A DSL for creating layouts easily in RubyMotion. Also comes bundled with a set of categories to make life easier. I'm using the word category from objective-c land which is basically the same as re-opening classes in ruby :D.
Add motion-layouts as a git submodule of your RubyMotion project:
git clone https://github.com/malkomalko/motion-layouts.git vendor/motion-layouts
Add the motion-layouts lib path to your project 'Rakefile'
Motion::Project::App.setup do |app|
app.name = 'myapp'
app.files.unshift(Dir.glob(File.join(app.project_dir, 'vendor/motion-layouts/lib/**/*.rb')))
end
Now, you can use motion-layouts to start making some layouts.
I put all my layouts by convention into app/layouts but feel free to do whatever you want.
class NameEditorLayout
include Layouts::Base
def self.template
UIToolbar {
anchor 'top'
height 50
resize :top, :right, :left, :width
items [
['Cancel', 'cancel'],
[:flexible_space],
['Done', 'done']
]
}
UITextField {
id 'nameTextField'
delegate @controller
top 90
width 85.percent
align 'center'
text_color '222222'
background_color 'FFFFFF'
border_style 'rounded'
resize :top, :right, :left, :width
placeholder 'Enter the photo album name'
}
end
end
You start by including Layouts::Base and defining a self.template method.
def viewWillAppear(animated)
super
view.fromLayout(NameEditorLayout, self)
end
boom.. that's it, you should see a toolbar and a text field in your view.
The project includes a mixture of categories and nodes.

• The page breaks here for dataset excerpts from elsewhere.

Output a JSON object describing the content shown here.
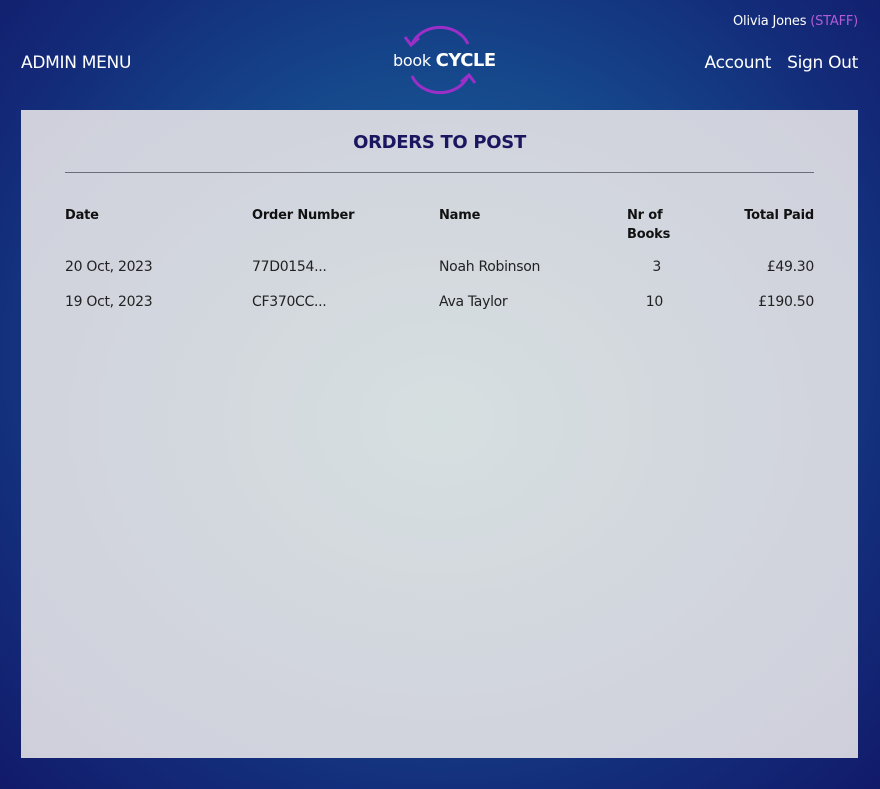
{
  "header": {
    "user_name": "Olivia Jones",
    "user_role": "(STAFF)",
    "admin_menu": "ADMIN MENU",
    "logo_book": "book",
    "logo_cycle": "CYCLE",
    "account": "Account",
    "sign_out": "Sign Out"
  },
  "main": {
    "title": "ORDERS TO POST",
    "columns": {
      "date": "Date",
      "order_number": "Order Number",
      "name": "Name",
      "nr_books_line1": "Nr of",
      "nr_books_line2": "Books",
      "total_paid": "Total Paid"
    },
    "orders": [
      {
        "date": "20 Oct, 2023",
        "order_number": "77D0154...",
        "name": "Noah Robinson",
        "books": "3",
        "total": "£49.30"
      },
      {
        "date": "19 Oct, 2023",
        "order_number": "CF370CC...",
        "name": "Ava Taylor",
        "books": "10",
        "total": "£190.50"
      }
    ]
  },
  "colors": {
    "accent": "#b25bd6",
    "title": "#1a1660",
    "background": "#164d8f"
  },
  "icons": {
    "logo": "recycle-arrows-icon"
  }
}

Nodes are the entry point inside self.template in your layout:
class NameEditorLayout
include Layouts::Base
def self.template
UIToolbar {
...
}
UITextField {
...
}
end
end
Every node inherits from LayoutBase which sets up a lot of shared functionality and handles proper instantiation.

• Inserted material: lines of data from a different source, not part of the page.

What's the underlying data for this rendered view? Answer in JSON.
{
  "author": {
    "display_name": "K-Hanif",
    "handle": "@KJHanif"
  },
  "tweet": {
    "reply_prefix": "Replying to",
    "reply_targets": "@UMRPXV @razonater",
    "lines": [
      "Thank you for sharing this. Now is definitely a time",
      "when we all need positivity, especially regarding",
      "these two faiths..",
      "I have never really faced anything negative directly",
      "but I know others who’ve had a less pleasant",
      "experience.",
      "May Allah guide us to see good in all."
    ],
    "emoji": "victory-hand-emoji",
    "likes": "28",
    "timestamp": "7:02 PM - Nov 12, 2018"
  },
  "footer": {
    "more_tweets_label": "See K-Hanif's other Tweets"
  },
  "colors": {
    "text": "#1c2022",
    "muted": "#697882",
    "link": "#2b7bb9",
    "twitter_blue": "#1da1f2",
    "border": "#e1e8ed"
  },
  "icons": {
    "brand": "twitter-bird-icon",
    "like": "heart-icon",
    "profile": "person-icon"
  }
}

You have access to a few instance variables inside each node:
@parent - the parent view
@view - the current view
@controller - the controller who instantiated the view via view.fromLayout
Every node can also set a defaults hash.
Let's take a look at the UITextField node:
module Layouts
class UITextField < LayoutBase
def self.defaults
{
width: @parent.bounds.size.width * 0.90,
height: 30
}
end
def border_style(style)
@view.borderStyle = ::UITextField::BORDER_STYLES.fetchWithDefault(style)
end
def placeholder(text)
@view.placeholder = text
end
end
end
This is where the categories come in. To make defining these nodes as easy as possible, I'm creating a collection of categories to make the process as smooth as can be.

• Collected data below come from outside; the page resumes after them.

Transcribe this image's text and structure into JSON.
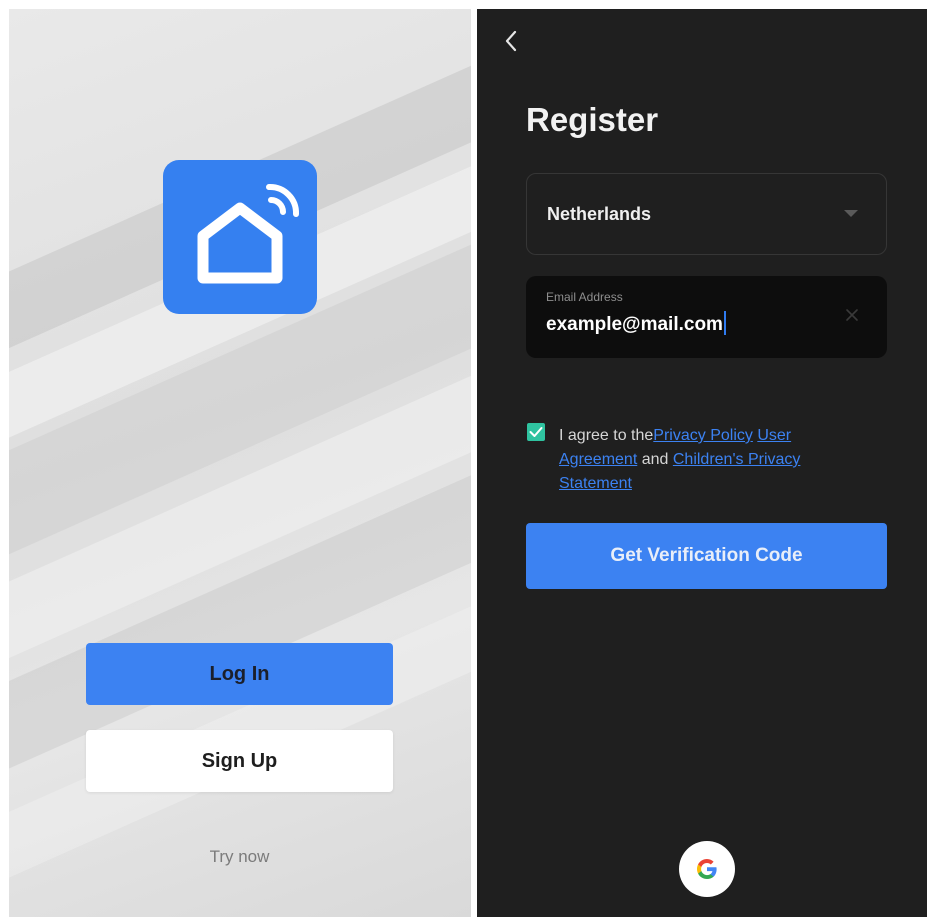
{
  "left_screen": {
    "login_label": "Log In",
    "signup_label": "Sign Up",
    "try_now_label": "Try now",
    "logo_icon": "smart-home-wifi-icon",
    "colors": {
      "logo_bg": "#3580f0",
      "primary_button": "#3c82f2",
      "secondary_button": "#ffffff"
    }
  },
  "right_screen": {
    "back_icon": "chevron-left-icon",
    "title": "Register",
    "country": {
      "value": "Netherlands",
      "icon": "caret-down-icon"
    },
    "email": {
      "label": "Email Address",
      "value": "example@mail.com",
      "clear_icon": "close-icon"
    },
    "agreement": {
      "checked": true,
      "prefix": "I agree to the",
      "privacy_policy": "Privacy Policy",
      "user_agreement": "User Agreement",
      "and": " and ",
      "childrens_privacy": "Children's Privacy Statement"
    },
    "verify_button": "Get Verification Code",
    "google_icon": "google-icon",
    "colors": {
      "background": "#1f1f1f",
      "accent": "#3c82f2",
      "checkbox": "#2fc3a0"
    }
  }
}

Take a look inside the lib/layouts/categories folder to see some of the helpers I've defined for you.
Tests Tests Tests. This was mostly thrown together very quickly as a POC, but there is nothing complex going on here.
Filling out a complete set of nodes. I'm throwing this out now in hopes that people can create wrapper nodes for all the missing standard UI classes.
Quick thanks to https://github.com/mattetti/BubbleWrap for letting me gut their README.md and for suggesting a rather nice convention for installing custom libs into the vendor directory until something else better comes along.
Also, thanks to Laurent and the whole RubyMotion community for making iOS programming fun to learn.